Entry-level Bayesian analysis is all about the “kernel trick” - “eyeballing” a distribution from the central part of the density function.

So here is a little cheatsheet for all the distributions (and tricks) one may need for doing inference related to Normal distributions.

1. How to recognize a normal distribution

Suppose your random variable of interest is vector \(y \in \mathbb{R}^n\), and the probability density function for \(y\) is proportional to \[ \exp\left(-\frac{1}{2} [y^TAy - 2b^T y]\right), \] where \(A\) is an \(n \times n\) positive semi-definite matrix, and \(b \in \mathbb{R}^n\).

Then you can immediately say that \(y \sim N(A^{-1}b, A^{-1})\).

2. Commonly used priors for variance or covariance matrix

I’ve found that using “precision”, rather than variance or covariance matrix, can make your life much easier.

For the univariate case, let precision \(\gamma = (\sigma^2)^{-1}\) be the inverse of the variance.
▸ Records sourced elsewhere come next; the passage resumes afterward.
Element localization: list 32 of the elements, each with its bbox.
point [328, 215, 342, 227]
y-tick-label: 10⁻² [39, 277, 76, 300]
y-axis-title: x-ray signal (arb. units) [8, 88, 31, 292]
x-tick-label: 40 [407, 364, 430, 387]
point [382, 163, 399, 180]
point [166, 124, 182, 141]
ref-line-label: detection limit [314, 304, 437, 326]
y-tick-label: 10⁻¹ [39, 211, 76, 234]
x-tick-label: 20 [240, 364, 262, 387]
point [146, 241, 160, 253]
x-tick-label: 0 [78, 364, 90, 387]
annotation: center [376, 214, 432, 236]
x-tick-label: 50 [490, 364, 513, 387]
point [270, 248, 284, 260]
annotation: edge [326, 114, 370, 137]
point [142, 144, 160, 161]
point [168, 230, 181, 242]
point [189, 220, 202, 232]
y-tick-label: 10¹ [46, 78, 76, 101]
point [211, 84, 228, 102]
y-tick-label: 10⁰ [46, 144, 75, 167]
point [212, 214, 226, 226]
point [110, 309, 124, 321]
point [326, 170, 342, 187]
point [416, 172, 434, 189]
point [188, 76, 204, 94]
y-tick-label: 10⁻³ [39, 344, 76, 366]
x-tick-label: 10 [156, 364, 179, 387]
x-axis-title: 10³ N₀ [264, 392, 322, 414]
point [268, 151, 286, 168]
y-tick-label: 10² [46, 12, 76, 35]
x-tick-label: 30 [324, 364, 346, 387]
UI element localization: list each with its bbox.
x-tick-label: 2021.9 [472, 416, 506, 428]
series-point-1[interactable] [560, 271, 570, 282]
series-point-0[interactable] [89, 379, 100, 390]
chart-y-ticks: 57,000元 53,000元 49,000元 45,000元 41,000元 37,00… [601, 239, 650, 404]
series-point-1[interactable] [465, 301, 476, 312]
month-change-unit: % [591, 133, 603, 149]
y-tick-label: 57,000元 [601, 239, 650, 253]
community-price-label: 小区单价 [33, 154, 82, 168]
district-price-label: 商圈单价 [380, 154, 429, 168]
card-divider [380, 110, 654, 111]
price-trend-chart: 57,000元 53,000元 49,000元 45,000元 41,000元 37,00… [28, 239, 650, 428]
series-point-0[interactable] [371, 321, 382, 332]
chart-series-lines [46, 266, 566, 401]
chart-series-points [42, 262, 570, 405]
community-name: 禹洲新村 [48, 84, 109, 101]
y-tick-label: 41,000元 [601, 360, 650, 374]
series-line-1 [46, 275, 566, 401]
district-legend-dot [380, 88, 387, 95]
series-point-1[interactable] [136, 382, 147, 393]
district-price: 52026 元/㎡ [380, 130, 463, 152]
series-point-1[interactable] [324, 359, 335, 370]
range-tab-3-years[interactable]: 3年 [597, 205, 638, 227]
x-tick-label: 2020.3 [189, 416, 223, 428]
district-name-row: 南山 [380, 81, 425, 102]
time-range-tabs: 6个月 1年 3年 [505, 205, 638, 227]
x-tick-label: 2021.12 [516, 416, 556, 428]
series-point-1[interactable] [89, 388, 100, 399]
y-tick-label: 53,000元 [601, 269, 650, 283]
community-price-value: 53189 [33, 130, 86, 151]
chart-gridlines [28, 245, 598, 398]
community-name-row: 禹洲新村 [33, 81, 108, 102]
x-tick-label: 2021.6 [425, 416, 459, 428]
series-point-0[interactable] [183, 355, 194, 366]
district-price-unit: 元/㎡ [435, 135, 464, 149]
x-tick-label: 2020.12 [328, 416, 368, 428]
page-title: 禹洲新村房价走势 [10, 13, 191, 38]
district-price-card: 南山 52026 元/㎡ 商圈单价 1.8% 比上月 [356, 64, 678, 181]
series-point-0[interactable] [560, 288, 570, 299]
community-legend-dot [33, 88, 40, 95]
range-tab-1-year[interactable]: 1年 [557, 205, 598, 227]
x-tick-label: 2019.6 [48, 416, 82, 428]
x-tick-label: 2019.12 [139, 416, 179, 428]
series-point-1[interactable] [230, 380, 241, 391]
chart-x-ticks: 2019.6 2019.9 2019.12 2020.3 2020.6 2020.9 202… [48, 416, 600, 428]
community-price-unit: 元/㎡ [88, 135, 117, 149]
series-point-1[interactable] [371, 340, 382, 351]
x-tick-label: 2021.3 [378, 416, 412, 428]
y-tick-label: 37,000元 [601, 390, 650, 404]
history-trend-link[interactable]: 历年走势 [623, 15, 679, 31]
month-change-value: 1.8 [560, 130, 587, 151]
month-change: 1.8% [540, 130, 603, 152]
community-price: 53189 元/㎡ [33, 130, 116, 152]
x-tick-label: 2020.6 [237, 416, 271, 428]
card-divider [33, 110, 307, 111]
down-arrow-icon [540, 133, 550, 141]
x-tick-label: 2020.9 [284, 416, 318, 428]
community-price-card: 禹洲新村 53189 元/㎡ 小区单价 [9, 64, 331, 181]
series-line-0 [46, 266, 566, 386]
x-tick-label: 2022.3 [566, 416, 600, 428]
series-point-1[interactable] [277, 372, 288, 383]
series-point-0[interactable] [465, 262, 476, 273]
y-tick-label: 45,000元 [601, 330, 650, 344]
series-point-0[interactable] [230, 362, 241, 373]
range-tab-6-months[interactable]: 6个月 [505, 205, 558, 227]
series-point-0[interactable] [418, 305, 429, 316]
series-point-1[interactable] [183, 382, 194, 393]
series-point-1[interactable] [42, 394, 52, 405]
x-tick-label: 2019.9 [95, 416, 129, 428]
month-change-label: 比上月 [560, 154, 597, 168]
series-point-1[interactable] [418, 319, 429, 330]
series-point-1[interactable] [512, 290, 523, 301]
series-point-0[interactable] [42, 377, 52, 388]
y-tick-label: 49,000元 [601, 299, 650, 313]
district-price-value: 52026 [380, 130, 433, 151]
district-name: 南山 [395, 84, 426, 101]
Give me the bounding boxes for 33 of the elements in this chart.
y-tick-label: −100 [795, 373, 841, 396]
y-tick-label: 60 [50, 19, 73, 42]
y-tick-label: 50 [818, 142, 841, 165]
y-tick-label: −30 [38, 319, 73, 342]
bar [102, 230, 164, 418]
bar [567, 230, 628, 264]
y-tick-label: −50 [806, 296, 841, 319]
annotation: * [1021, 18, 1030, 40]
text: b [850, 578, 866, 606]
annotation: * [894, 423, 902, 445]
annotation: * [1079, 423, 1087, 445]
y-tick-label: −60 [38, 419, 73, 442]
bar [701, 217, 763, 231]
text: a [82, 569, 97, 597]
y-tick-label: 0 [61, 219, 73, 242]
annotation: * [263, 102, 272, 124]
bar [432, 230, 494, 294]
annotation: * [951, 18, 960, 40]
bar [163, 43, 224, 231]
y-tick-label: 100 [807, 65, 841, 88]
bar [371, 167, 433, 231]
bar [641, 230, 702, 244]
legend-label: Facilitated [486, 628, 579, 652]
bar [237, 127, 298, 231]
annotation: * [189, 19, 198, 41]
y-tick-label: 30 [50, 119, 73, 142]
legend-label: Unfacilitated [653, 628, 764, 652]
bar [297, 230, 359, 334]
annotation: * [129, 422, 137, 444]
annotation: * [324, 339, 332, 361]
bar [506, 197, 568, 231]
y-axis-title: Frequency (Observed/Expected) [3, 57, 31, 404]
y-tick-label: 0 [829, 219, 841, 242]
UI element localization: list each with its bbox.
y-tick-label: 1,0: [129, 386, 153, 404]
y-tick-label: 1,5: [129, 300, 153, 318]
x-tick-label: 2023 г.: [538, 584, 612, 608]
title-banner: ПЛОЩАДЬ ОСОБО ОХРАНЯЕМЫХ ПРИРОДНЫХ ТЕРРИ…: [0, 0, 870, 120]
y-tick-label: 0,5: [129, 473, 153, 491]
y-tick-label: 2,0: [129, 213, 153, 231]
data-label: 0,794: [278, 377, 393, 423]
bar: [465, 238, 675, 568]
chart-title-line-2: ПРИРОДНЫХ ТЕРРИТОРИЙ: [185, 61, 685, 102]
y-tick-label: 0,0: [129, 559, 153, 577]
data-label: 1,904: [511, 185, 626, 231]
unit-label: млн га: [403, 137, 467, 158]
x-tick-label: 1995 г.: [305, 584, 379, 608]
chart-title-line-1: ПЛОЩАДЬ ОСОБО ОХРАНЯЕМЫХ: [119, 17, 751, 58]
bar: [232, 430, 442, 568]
We often adopt a Gamma prior for \(\gamma\), which is equivalent to using an inverse-Gamma prior for \(\sigma^2\).

The density of a \(\text{Gamma}(a,b)\) distribution is proportional to \[ x^{a-1}e^{-bx}. \]

In some textbooks (e.g. the one by Peter Hoff), a \(\text{Gamma}(\frac{n_0}{2},\frac{n_0\sigma_0^2}{2})\) prior is used for the precision paramter. Here \(n_0\) represents the “prior sample size”.

For the multivariate case (let the dimensionality be \(n\)), let the precision matrix \(\Gamma = (\Sigma)^{-1}\) be the inverse of the covariance matrix. We often adopt a Wishart prior, which is equivalent to using an inverse-Wishart prior for \(\Sigma\).

The density of a \(\text{Wishart}(V,m)\) distribution is proportional to \[ \lvert X \rvert^{(m-n-1)/2} \exp\left(-\text{tr}(V^{-1}X)/2\right). \] Here the \(n \times n\) positive definite matrix \(V\) is the scale matrix, and \(m\) is the degree of freedom, with \(\mathbb{E}(X) = mV\).

We may use something like a \(\text{Wishart}(\frac{S_0}{n_0},n_0)\) prior for the precision matrix, where \(n_0 \geq n+1\).